Food history can provide insights into commodities, social and transport networks, environments, economies, rituals, and identity, but it is a neglected field in Africa. Food is temporal and, in many ways, temporary. Food has also been a persistent presence in art history – think of the sixteenth century fruit and vegetable portraits of Italian painter Giuseppe Arcimboldo, or the Dutch ‘still life’ genre of the seventeenth century – and in experimental contemporary art, including Fluxus artist Alison Knowles’s instructional performance piece ‘Make a Salad’ (1962) or Rirkrit Tiravanija’s landmark gesture ‘Untitled (Free)’ (1992), where the artist converted an art gallery into a kitchen and served rice and Thai curry to visitors. This work inspired Nicolas Bourriaud’s theory of ‘relational aesthetics’, which transformed our understanding of the participatory and performative potential of art in the 1990s, and which we continue to see in artistic practice today. Closer to home, artist Zayaan Khan’s ‘Reclaim the Pantry’ (2020) presented at the Rupert Gallery embodies her practice of food-based activism, and UK-based sisters and artists Katy and Rebecca Beinart’s expansive project ‘Origination’, which in 2009 filled the main gallery of what is now GUS with salt harvested from a salt pan in Malmesbury once owned by their great-grand parents, are important co-ordinates for our work.

 

Combining art and the archives presents an exciting avenue with which to present and preserve food history, of indigenous peoples and those travelling into different parts of Southern Africa at the time. The artists’ interpretations of these sources provide the chance to reflect on the role of food in society, culture, family, and individual lives today.
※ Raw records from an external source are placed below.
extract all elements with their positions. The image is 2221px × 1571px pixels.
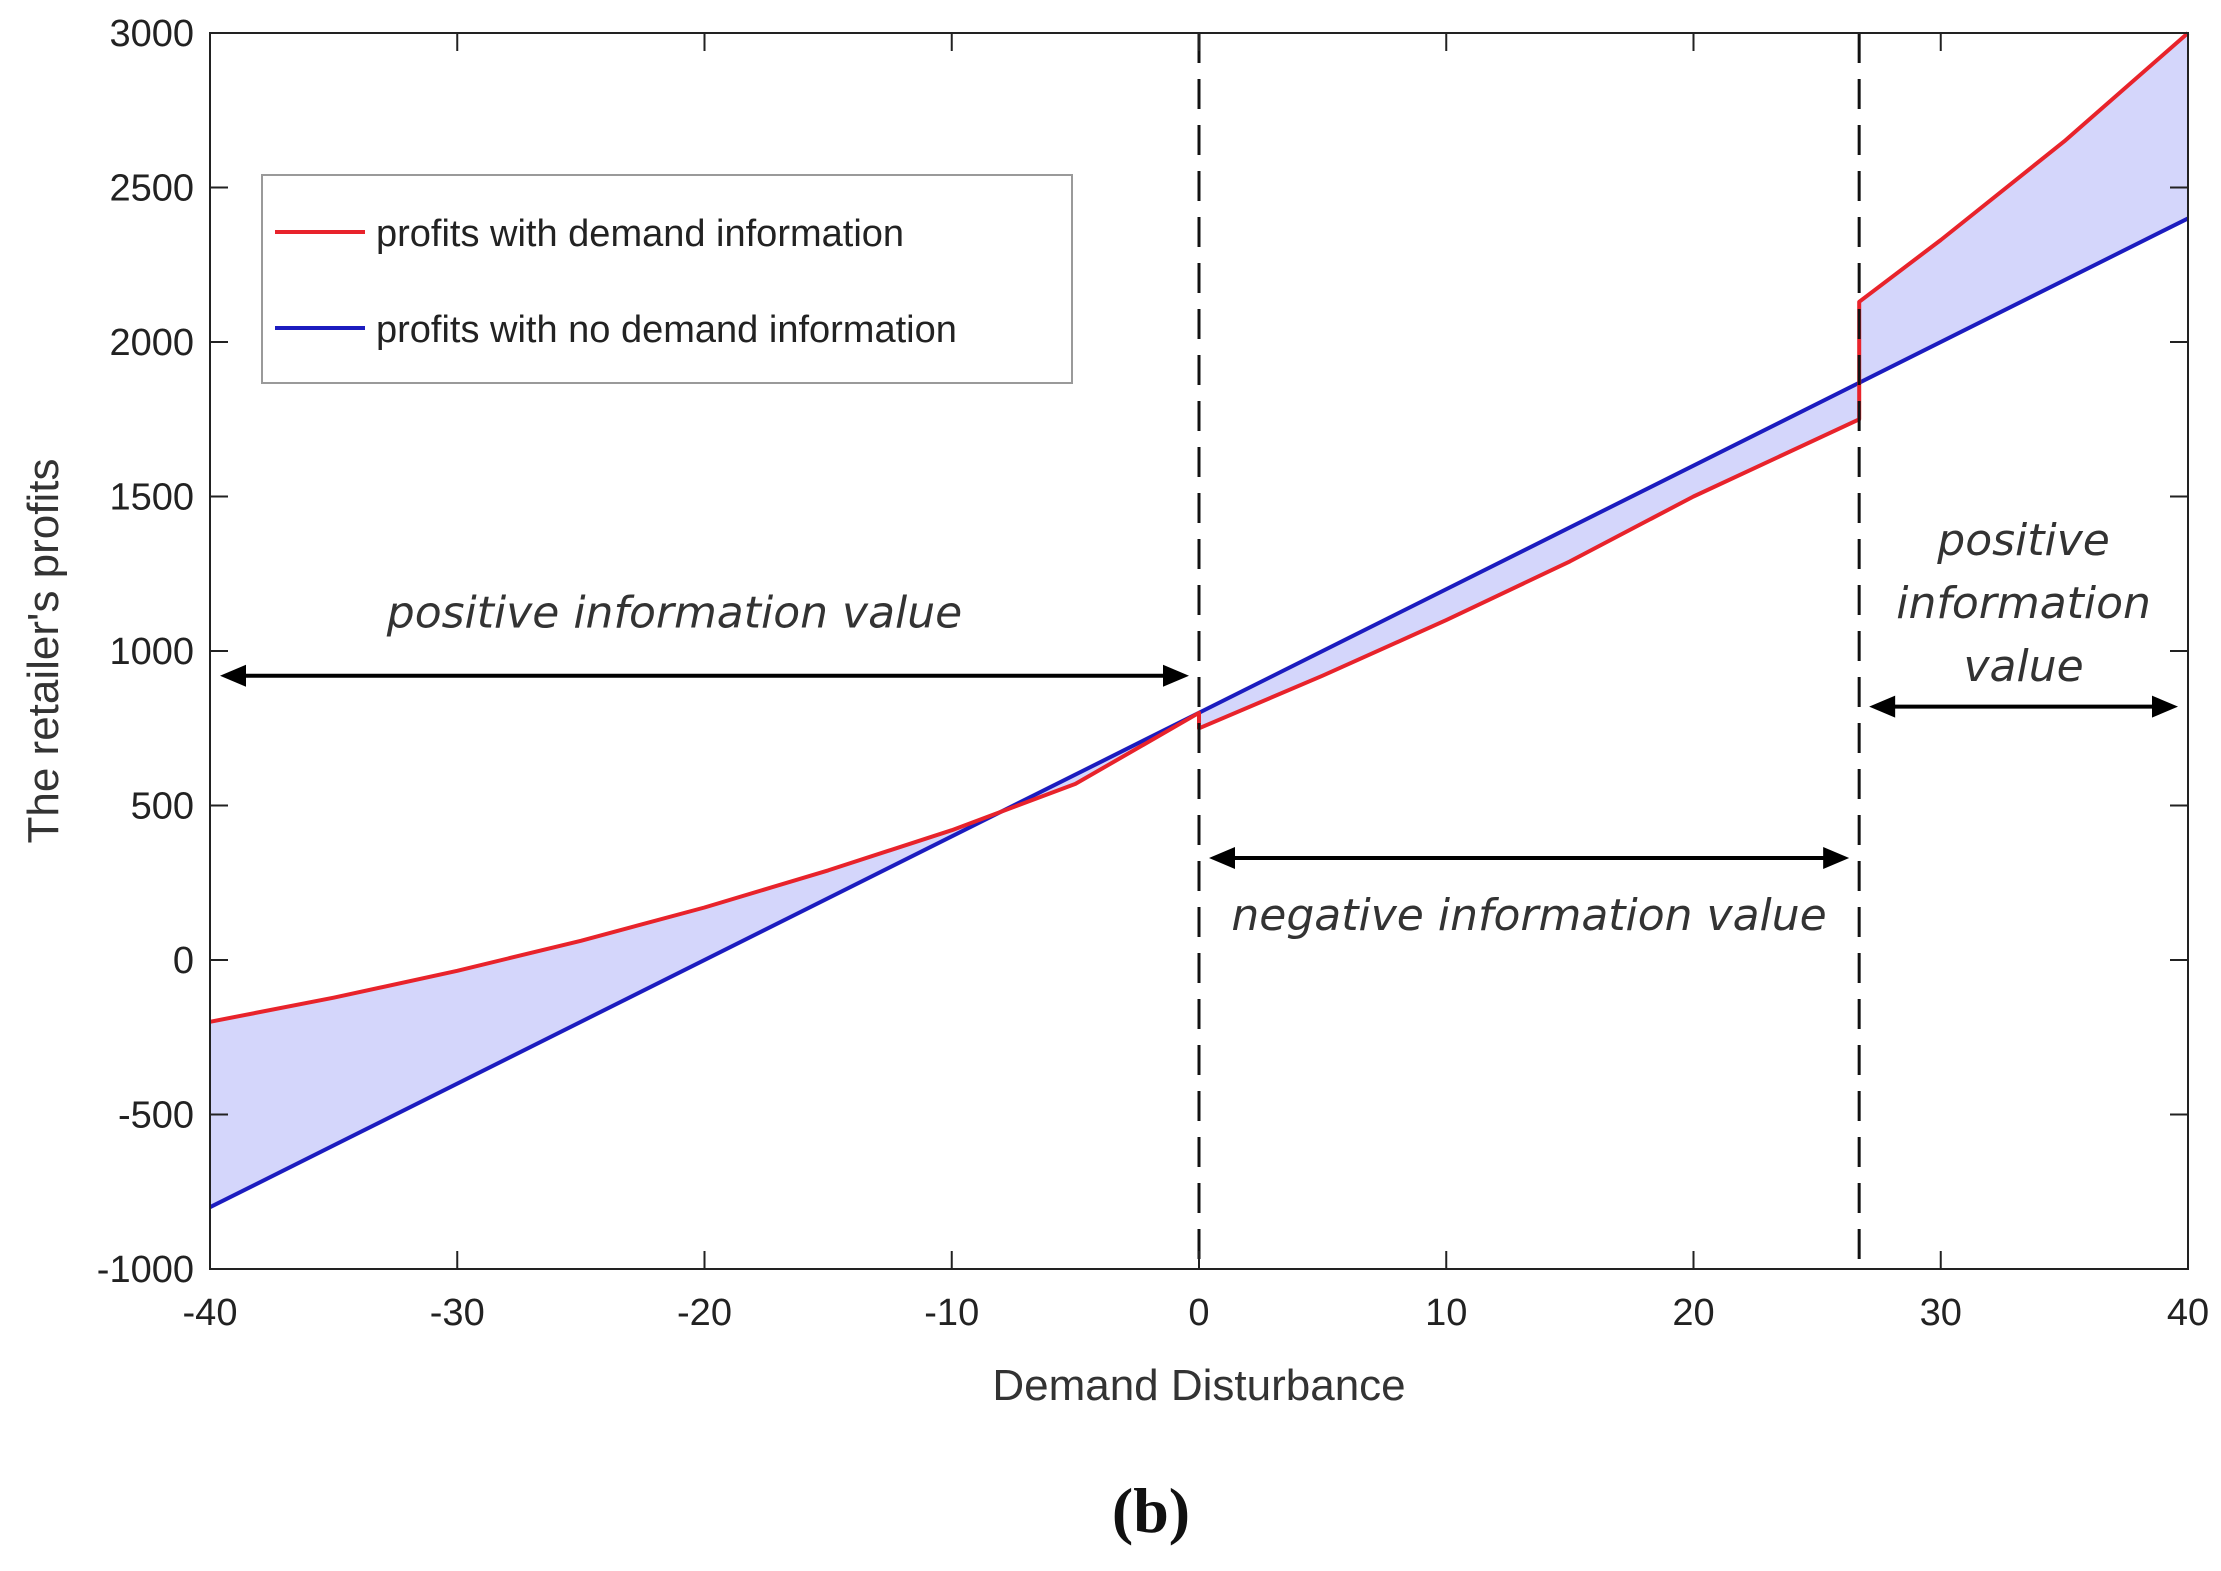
y-tick-label: 500 — [131, 786, 194, 828]
information-value-fill — [210, 33, 2188, 1208]
tick-labels: -40 -30 -20 -10 0 10 20 30 40 -1000 -500 0 500 1000 15… — [97, 13, 2209, 1334]
arrow-negative-middle-head-right — [1823, 847, 1850, 870]
annotations: positive information value negative info… — [386, 515, 2151, 941]
figure-caption: (b) — [1112, 1475, 1190, 1546]
x-tick-label: -30 — [430, 1292, 485, 1334]
x-tick-label: 10 — [1425, 1292, 1467, 1334]
annotation-arrows — [220, 664, 2178, 870]
arrow-positive-right-head-right — [2152, 695, 2178, 718]
legend-label-no-demand-info: profits with no demand information — [376, 309, 957, 351]
legend-label-demand-info: profits with demand information — [376, 213, 904, 255]
legend-box — [261, 174, 1073, 384]
x-tick-label: -10 — [924, 1292, 979, 1334]
annotation-positive-right-line2: information — [1896, 578, 2151, 629]
x-tick-label: 0 — [1188, 1292, 1209, 1334]
fill-between-area — [210, 33, 2188, 1208]
annotation-negative-middle: negative information value — [1231, 890, 1826, 941]
y-tick-label: -1000 — [97, 1249, 194, 1291]
x-tick-label: -20 — [677, 1292, 732, 1334]
y-tick-label: 2500 — [109, 168, 194, 210]
arrow-positive-left-head-right — [1163, 664, 1189, 687]
arrow-positive-right-head-left — [1869, 695, 1896, 718]
arrow-negative-middle-head-left — [1209, 847, 1235, 870]
x-tick-label: 30 — [1920, 1292, 1962, 1334]
x-axis-title: Demand Disturbance — [992, 1361, 1405, 1410]
y-tick-label: 0 — [173, 940, 194, 982]
annotation-positive-right-line3: value — [1963, 641, 2083, 692]
y-tick-label: 3000 — [109, 13, 194, 55]
y-tick-label: 2000 — [109, 322, 194, 364]
y-axis-title: The retailer's profits — [19, 459, 68, 844]
y-tick-label: 1000 — [109, 631, 194, 673]
legend: profits with demand information profits … — [261, 174, 1073, 384]
y-tick-label: -500 — [118, 1095, 194, 1137]
annotation-positive-right-line1: positive — [1936, 515, 2110, 566]
arrow-positive-left-head-left — [220, 664, 246, 687]
threshold-lines — [1197, 33, 1861, 1269]
x-tick-label: -40 — [183, 1292, 238, 1334]
annotation-positive-left: positive information value — [386, 588, 962, 639]
x-tick-label: 40 — [2167, 1292, 2209, 1334]
x-tick-label: 20 — [1672, 1292, 1714, 1334]
y-tick-label: 1500 — [109, 477, 194, 519]
axis-ticks — [209, 32, 2189, 1270]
The result is a group of twelve new mixed media (and some potentially edible) works in which conceptual and material experimentation offers new perspectives on voices and ideas from the past, as well as contemporary reflections on food, its politics, and its pleasures.

 

Alignment with SU’s #Move4Food appeal

 

Visitors to the exhibition are encouraged to bring a donation of a non-perishable food item, which will contribute to a social sculpture in the gallery, conceived by Kathryn Smith. Donations will be placed in a demarcated area of one square metre, and stacked as high as possible during the exhibition's run. At the conclusion of the exhibition, these items will be donated to the #Move4Food initiative.

 

Cash donations are also welcome; please request a receipt from gallery staff.

 

Alternatively, visitors can contribute to Stellenbosch University’s Development and Alumni Relations online donation platform here. When donating, click 'BridgeTheGap' and select '#Move4Food' in the drop-down menu.

 

 

More about the #Move4Food campaign

 

Stellenbosch University's #Move4Food initiative was launched in August 2018 and seeks to find sustainable solutions to ensure food security for all our students. This initiative forms part of the University's Bridge the Gap Annual Fund, a fundraising campaign that invites alumni, the student community, staff, parents, and friends of the University to support our students in overcoming the obstacles on their path to success. The bleak reality is that a lack of access to affordable and nutritious food on South African campuses is rife and Stellenbosch University is no exception. The essence of #Move4Food is to work towards managing and ending student hunger on our campuses.